If your goals are not achieved, the agile approach lets you change goals, plans, or preconditions along with the running process. If you have passed the purpose which you think is not achieved, then you should stop the process. Stopping a process in which you have invested your money, time, and energy is difficult, but it’s better to stop the process that could not benefit anyone.
If your change process is running according to the preconditions and goals which you have set, then let it complete. After completing the process, you will get the complete change that you want. Unlike ITIL, Agile gives you a taste of change even before the completion of the process.
ITIL’s change management approach was introduced to regulate the change process. It provides organizations with complete detail of how a change process should run. It is an ideal system that provides detailed procedures and step-by-step details about what to do in the current situation.
Now the question is, if ITIL provides such a detailed procedure, then why should we use the Agile approach? The answer is ITIL is an ideal and detailed procedure, but ITIL loses its reliability in case of urgent, non-standard, and unpredicted changes. It is because due to such detailed and complex procedures, it could not respond to the problems demanding urgent changes. These detailed instructions are useful, but in the case of a standard and predictive change. It is not suitable for non-standard changes for the following reasons;
After overviewing all the factors mentioned above, we came to know that ITIL is a good choice for a pre-planned standard and predictable change, but it could be the worst choice if you apply it in a non-standard change process.

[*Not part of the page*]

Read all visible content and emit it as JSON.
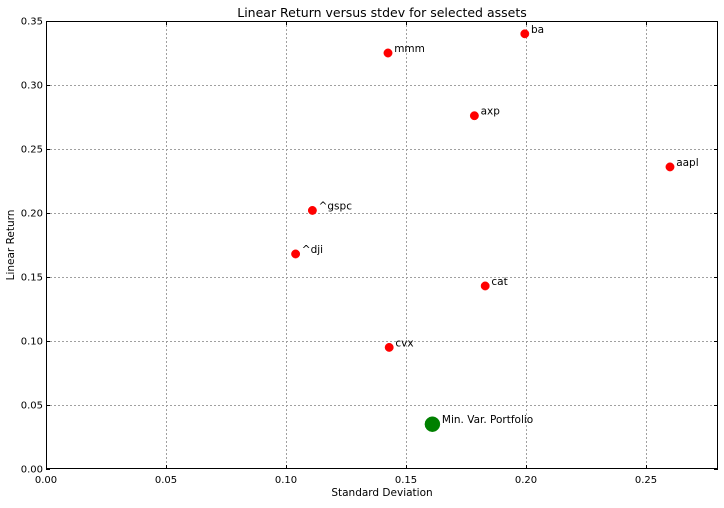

Now, the question arises if ITIL is not a good choice for non-standard change processes, then what is the best option? The answer is that the Agile change management approach is the most consistent approach to running change management processes for non-standard changes. It is because it provides a rapid and effective process for bringing changes. Dividing the process into smaller steps called sprints makes the process more flexible. Due to this flexibility, you can change your plans and preconditions according to the current scenario before you.

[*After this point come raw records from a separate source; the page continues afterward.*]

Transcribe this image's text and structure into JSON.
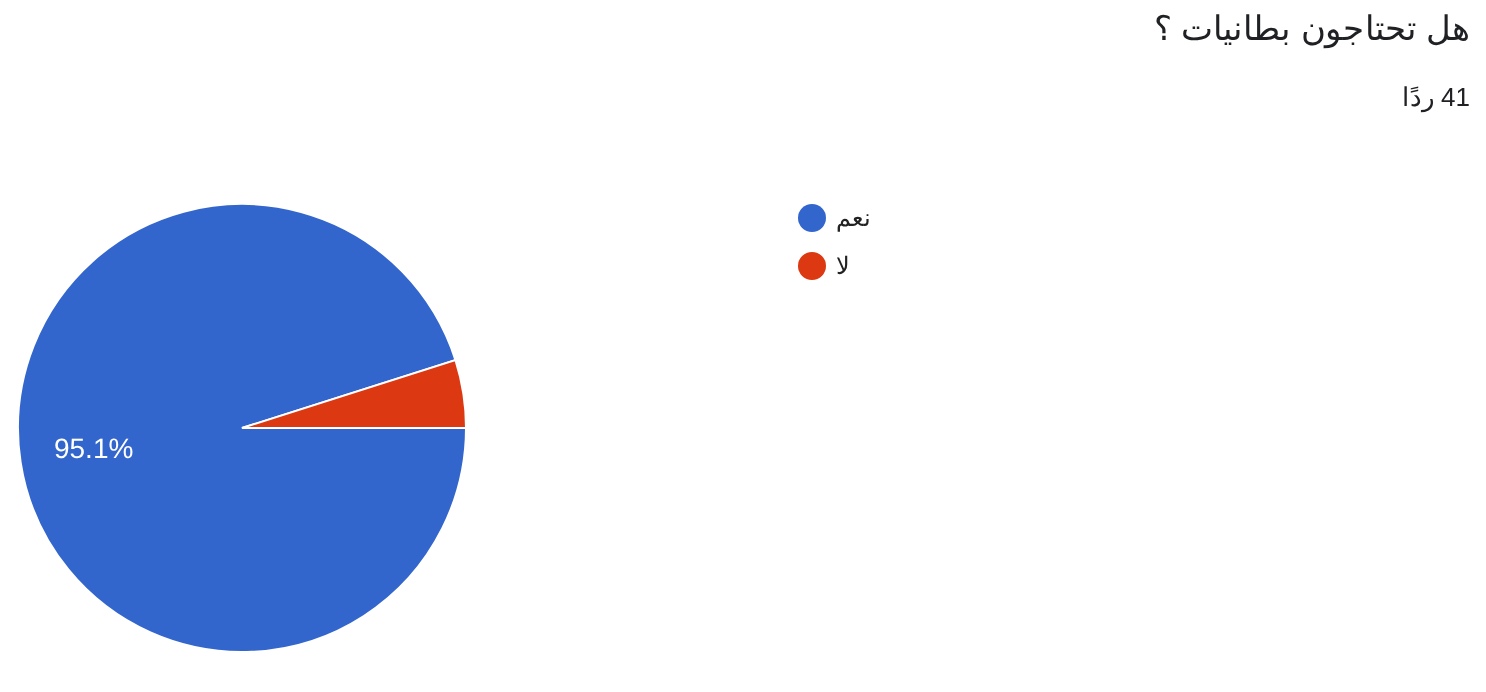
{
  "chart_data": {
    "type": "pie",
    "title": "هل تحتاجون بطانيات ؟",
    "subtitle": "41 ردًا",
    "categories": [
      "نعم",
      "لا"
    ],
    "values": [
      95.1,
      4.9
    ],
    "colors": [
      "#3366cc",
      "#dc3912"
    ],
    "value_labels": [
      "95.1%",
      null
    ],
    "legend": "right"
  }
}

In this article, we have an overview of the basic concept of Agile change management. We came to know that implementation of the Agile mindset in the Change management process makes it faster and more agile. Besides basic concepts, we also learned the best practices of Agile change management. In this regard, we have provided you with some steps you should take to implement Agile change management in the best way. We also discussed why ITIL is not a good option for standard changes and briefly stated why Agile is the best choice for running non-standard changes.